The Power of Peer Review
Our peer review system has enabled NIH to fund fundamental, cutting-edge research that years later led to new treatments which have allowed millions to leave their doctor’s office with new drugs and cures for diseases that afflicted their parents or grandparents.
- 70% of major drugs were developed or made possible by NIH-funded research
- Nearly 80% of the Nobel Prizes in Physiology/Medicine were awarded to or shared by NIH scientists since 1964
- 1.35 million deaths are prevented each year due to NIH research advances in treating or preventing cardiovascular disease, stroke, cancer, and diabetes.
Why Has NIH Peer Review Been So Successful?
- It is transparent to the applicant.
- The focus is on funding ideas or people not institutions.
- Ideas spring from independent researchers across the country.
- Researchers must compete, like entrepreneurs, for funding.
- Scientists from the external community are the primary judges.
- Scientists and staff put a high value on fairness and work hard to maintain it.
To keep medical advances coming, we are working to:
- Scientifically assess approaches to improve the efficiency and the quality of NIH peer review.
- Understand and address possible disparities in NIH awards.

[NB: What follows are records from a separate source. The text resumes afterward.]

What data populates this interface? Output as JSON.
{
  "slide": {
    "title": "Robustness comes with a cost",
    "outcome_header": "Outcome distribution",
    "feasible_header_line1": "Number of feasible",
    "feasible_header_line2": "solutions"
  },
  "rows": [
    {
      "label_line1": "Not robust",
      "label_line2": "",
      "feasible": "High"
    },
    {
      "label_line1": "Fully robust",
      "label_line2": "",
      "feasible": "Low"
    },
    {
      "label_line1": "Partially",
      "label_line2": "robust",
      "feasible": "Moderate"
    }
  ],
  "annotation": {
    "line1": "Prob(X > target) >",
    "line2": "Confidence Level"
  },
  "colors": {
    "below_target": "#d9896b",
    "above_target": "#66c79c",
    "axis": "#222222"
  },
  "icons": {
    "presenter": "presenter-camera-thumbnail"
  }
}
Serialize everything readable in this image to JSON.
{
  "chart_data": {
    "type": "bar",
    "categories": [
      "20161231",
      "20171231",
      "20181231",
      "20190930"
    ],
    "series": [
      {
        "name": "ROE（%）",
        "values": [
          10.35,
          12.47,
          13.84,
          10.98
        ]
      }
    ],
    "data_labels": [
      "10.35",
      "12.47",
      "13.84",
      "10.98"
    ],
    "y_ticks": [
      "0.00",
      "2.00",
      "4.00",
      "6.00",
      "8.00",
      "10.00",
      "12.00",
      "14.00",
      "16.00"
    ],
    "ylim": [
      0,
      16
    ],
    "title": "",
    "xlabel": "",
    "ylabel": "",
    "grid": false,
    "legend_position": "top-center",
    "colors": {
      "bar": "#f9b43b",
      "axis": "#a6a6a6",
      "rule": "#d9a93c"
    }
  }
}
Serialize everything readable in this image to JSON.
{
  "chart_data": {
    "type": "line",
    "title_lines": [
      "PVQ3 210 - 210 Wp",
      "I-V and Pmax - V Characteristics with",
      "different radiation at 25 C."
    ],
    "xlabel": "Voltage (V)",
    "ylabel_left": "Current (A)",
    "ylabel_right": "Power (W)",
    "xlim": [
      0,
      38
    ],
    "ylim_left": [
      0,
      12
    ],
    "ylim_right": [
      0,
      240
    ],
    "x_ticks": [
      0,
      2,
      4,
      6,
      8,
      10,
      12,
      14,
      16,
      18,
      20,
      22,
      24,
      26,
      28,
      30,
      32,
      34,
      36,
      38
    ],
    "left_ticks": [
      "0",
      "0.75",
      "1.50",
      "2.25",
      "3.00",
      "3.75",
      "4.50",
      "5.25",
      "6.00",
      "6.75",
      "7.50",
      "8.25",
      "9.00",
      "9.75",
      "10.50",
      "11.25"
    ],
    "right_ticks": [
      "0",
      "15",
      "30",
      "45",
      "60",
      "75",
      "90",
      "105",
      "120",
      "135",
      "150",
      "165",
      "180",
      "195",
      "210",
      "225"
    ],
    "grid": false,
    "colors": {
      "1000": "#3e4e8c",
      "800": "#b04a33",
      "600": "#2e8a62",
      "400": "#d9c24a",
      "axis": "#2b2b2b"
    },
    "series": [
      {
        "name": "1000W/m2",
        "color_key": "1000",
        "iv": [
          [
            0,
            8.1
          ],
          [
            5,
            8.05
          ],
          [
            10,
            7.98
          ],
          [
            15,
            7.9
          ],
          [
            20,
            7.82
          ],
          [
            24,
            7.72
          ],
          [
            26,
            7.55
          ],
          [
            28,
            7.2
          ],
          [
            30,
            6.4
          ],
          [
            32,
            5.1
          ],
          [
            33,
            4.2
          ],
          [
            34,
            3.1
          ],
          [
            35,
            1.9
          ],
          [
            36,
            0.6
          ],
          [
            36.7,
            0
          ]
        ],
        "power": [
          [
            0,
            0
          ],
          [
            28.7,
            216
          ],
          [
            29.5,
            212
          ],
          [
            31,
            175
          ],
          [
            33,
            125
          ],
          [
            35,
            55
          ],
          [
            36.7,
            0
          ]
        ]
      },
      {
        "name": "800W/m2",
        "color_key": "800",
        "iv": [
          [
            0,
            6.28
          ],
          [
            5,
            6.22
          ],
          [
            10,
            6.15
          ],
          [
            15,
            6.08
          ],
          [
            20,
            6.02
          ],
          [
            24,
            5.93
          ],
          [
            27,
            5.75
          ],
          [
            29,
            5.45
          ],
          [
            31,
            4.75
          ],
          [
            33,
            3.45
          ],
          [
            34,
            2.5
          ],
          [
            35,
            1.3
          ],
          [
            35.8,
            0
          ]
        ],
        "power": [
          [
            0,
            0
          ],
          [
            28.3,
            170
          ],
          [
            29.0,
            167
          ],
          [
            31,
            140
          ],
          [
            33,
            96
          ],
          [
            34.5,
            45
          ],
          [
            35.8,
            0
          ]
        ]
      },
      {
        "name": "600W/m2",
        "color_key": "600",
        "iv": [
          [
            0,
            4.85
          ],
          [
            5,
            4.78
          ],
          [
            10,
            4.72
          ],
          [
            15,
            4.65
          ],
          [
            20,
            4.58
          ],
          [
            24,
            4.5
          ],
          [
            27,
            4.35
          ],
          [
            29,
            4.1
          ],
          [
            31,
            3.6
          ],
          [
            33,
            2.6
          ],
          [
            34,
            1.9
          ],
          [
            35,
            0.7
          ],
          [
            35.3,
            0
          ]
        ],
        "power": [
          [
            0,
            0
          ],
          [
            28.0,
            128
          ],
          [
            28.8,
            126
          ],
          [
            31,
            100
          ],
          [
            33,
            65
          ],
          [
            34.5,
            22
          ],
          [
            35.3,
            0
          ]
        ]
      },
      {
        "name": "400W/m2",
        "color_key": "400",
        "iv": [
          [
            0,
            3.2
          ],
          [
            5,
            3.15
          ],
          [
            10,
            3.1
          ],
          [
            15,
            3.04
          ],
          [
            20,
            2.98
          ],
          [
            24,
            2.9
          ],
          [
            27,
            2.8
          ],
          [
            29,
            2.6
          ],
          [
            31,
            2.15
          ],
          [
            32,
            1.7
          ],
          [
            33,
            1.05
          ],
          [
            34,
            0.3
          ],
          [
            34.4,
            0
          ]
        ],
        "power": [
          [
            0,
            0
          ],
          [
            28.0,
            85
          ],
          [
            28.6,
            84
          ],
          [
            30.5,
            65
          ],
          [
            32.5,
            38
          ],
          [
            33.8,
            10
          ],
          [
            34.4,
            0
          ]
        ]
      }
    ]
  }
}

- Collaborate with the NIH and scientific communities to identify critical problems and develop solutions for supporting the best science.
- Build up the culture of peer review that keeps it fair and effective.
Productive Partnerships
The power that drives NIH is found in the collective efforts of people who submit, review, and administer NIH grant applications. We continue to reach out to inform and involve as many of them as possible.